On a dit que j’étais un mauvais communicateur, ce que confirme à l’évidence la pièce jointe que liront certains amis d’une autre vérité.
Le Carnivoire – Lettre du 22 avril 2011
J’avais immédiatement écrit au magistrat compétent. Qui demeura devant cet argument, – et devant tous les autres -, de marbre. Le silence est une arme de grande efficacité lorsque l’on sait – de certitude absolue – appartenir au clan des vainqueurs.
Post Scriptum I : Pour ceux qui ont manqué les premiers feuilletons : « C’est une imposture » (0) + « L’imposture de l’impartialité » (1) + « L’imposture du bonsaï » (2)

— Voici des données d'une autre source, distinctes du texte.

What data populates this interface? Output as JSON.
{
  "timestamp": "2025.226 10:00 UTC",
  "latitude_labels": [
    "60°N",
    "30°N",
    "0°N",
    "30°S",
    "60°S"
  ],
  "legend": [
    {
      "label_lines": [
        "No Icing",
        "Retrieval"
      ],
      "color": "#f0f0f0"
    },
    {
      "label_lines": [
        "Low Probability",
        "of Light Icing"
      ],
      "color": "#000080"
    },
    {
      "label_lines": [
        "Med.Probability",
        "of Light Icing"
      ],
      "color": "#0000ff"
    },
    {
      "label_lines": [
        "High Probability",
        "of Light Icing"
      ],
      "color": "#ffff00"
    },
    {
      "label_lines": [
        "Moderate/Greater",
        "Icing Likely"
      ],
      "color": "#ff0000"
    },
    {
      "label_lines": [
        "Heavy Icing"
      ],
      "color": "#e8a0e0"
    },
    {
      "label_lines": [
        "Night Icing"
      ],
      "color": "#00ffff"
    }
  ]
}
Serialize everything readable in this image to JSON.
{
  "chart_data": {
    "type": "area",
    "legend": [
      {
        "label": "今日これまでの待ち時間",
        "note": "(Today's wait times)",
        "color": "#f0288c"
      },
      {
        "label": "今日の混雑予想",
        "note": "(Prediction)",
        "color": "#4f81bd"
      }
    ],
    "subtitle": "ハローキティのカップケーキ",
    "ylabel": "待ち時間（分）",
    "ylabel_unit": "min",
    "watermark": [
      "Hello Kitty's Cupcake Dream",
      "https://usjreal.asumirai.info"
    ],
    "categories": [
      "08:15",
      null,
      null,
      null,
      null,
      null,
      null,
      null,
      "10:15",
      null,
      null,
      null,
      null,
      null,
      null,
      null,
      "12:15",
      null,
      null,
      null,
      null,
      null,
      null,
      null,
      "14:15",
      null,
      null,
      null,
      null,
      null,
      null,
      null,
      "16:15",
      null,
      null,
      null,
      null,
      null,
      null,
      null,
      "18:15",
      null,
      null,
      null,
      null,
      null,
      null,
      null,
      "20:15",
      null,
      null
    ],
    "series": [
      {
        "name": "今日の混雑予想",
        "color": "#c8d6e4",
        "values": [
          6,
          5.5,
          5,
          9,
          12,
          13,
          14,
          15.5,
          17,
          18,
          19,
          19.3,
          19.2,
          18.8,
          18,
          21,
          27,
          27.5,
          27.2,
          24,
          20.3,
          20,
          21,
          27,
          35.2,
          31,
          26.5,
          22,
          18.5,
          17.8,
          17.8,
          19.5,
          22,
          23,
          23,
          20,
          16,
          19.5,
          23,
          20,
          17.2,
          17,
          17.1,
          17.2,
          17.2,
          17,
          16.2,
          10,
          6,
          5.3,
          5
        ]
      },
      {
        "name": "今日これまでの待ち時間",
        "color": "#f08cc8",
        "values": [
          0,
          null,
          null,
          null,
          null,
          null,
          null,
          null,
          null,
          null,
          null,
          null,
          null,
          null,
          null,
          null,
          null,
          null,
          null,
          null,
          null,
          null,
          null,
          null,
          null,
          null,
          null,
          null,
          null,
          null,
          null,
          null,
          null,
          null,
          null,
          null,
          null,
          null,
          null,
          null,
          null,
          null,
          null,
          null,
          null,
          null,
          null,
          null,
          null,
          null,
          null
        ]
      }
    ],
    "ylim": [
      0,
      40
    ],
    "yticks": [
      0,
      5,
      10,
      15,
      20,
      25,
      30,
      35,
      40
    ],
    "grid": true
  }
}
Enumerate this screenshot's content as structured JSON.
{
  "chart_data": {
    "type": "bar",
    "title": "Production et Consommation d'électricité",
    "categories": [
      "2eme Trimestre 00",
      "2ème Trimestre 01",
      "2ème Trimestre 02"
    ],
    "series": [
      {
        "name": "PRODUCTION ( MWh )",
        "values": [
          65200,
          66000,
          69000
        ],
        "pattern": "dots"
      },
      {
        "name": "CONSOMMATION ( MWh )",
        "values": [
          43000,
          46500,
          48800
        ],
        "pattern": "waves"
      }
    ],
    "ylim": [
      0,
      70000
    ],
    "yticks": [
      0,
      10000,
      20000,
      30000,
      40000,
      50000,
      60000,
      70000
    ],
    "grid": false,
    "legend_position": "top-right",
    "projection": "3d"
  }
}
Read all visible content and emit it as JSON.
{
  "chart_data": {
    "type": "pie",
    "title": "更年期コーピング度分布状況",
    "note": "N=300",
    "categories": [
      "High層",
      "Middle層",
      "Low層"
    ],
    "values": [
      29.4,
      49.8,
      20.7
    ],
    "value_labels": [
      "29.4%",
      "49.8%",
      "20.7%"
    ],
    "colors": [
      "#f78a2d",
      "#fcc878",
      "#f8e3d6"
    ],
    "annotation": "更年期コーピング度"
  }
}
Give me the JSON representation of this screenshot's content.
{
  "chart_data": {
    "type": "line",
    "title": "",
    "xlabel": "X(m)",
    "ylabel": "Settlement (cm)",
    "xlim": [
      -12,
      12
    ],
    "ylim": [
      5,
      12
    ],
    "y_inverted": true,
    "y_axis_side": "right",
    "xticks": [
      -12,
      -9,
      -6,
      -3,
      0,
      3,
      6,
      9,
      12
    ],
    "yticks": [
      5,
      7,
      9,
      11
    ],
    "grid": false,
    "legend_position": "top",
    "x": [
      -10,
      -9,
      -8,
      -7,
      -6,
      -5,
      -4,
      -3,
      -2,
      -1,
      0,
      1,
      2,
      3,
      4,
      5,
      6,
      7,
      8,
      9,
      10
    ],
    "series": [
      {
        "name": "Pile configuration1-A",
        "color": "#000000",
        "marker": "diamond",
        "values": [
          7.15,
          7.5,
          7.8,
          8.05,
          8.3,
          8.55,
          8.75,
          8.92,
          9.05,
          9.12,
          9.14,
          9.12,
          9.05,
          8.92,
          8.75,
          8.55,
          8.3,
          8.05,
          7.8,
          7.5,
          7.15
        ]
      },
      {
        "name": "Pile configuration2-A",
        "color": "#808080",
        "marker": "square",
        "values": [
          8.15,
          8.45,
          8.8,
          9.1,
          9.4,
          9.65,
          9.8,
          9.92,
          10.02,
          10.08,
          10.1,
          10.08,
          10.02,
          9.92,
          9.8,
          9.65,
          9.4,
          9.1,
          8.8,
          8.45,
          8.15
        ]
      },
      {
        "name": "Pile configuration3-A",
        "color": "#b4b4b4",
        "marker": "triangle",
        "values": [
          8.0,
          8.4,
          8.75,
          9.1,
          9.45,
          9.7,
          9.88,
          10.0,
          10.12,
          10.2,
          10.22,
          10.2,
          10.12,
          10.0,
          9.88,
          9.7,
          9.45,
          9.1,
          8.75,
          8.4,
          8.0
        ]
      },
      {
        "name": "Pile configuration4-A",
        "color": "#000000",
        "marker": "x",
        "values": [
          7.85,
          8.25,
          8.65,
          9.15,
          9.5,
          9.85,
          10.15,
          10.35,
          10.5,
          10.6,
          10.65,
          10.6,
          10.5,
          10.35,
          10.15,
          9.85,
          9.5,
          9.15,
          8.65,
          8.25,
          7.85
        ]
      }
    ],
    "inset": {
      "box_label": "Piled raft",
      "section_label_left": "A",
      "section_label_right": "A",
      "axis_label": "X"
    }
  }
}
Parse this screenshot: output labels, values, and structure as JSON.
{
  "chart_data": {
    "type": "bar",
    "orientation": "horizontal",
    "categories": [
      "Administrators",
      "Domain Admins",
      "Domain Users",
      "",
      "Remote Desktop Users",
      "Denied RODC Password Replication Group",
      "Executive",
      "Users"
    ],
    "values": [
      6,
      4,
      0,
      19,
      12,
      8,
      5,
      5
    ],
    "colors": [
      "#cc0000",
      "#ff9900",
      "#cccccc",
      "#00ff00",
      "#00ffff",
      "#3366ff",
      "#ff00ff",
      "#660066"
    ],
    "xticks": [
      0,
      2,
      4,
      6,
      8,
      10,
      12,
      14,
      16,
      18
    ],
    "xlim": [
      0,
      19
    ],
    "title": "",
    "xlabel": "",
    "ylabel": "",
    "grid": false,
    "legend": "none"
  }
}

Post Scriptum II : A bientôt pour « L’imposture des politiques » (4)

Jusqu’à ce jour, je n’avais jamais rien compris à cette affaire.
Je me réjouis de la suite.
J’attends des explications sur les placements.
Monsieur Praz, votre intervention, la première, est magnifique. Peut-être me poussera-t-elle à écrire une 17ème imposture (vous voyez, le feuilleton n’est pas court). Je pourrais l’intituler par exemple « L’imposture des placements » (17).
Mais sachez déjà qu’AUCUN reproche n’a été fait à M. Rey pour les placements de manière générale. Par conséquent, les placements n’ont pas été analysés dans le cadre judiciaire (quant à l’affaire STRATOS pour laquelle a été condamné M. REY, j’y reviendrai (mais il faudra que vous patientez, puisque « L’imposture notariale » fera l’objet du chapitre (14) et « L’imposture stratosphérique » du chapitre (15).).
Après « L’imposture des politques » (4) est prévue « L’imposteur inspectrice » (5). Car, en fait, votre remarque est liée au premier rapport de l’Inspection Cantonale des Finanaces, celui-là même qui a permis au NF de titrer quelque chose du style de « Perte de 113 millions ». Mais en fait tout cela n’appartient pas au champ pénal. Ce fut une « magnifique » campagne de lobbying médiatique contre un lobbyiste devenu par la grâce du moment un bouc-émissaire permettant d’oublier un instant tous les problèmes auxquels sont confrontées les caisses de pension et qui, comme par hasard, ont resurgi cette année sans que de gros titres viennent amplifier les soucis des administrateurs diligents. Car, voyez-vous, M. Praz, – et ce n’est pas M. Albert Bétrisey qui me contredira (!) -, la bourse et les placements c’est quelque chose de fort peu maîtrisable, de fort volatile, comme le savent tous les banquiers savants. Et les autres. Et qui expliquent des pertes par dizaines de millions, sans que quiconque ne s’offusque de ces placements qui dérivent vers d’insondables pertes.
Un mot encore : vous dites n’avoir rien compris à l’affaire … c’est la preuve que vous êtes en très bonne santé mentale. Je défie quiconque de m’expliquer pour quelle raison M. Rey a été condamné. Et c’est la raison pour laquelle M. Rey peut dire qu’il ne comprend rien à ce qui lui arrive. Mais patientez, dans quelques chapitres, vous croirez avoir compris ce qui s’est passé. Et c’est là que vous serez en danger, car vous devrez juger par vous-même et en tirer quelques conclusions. Peut-être …
Merci pour votre réponse qui me rassure.
Je croyais être complètement ignare alors que d’autres sont remplis de certitudes.
Je serai donc patient. Mais l’épisode de la note de restaurant est ahurissant.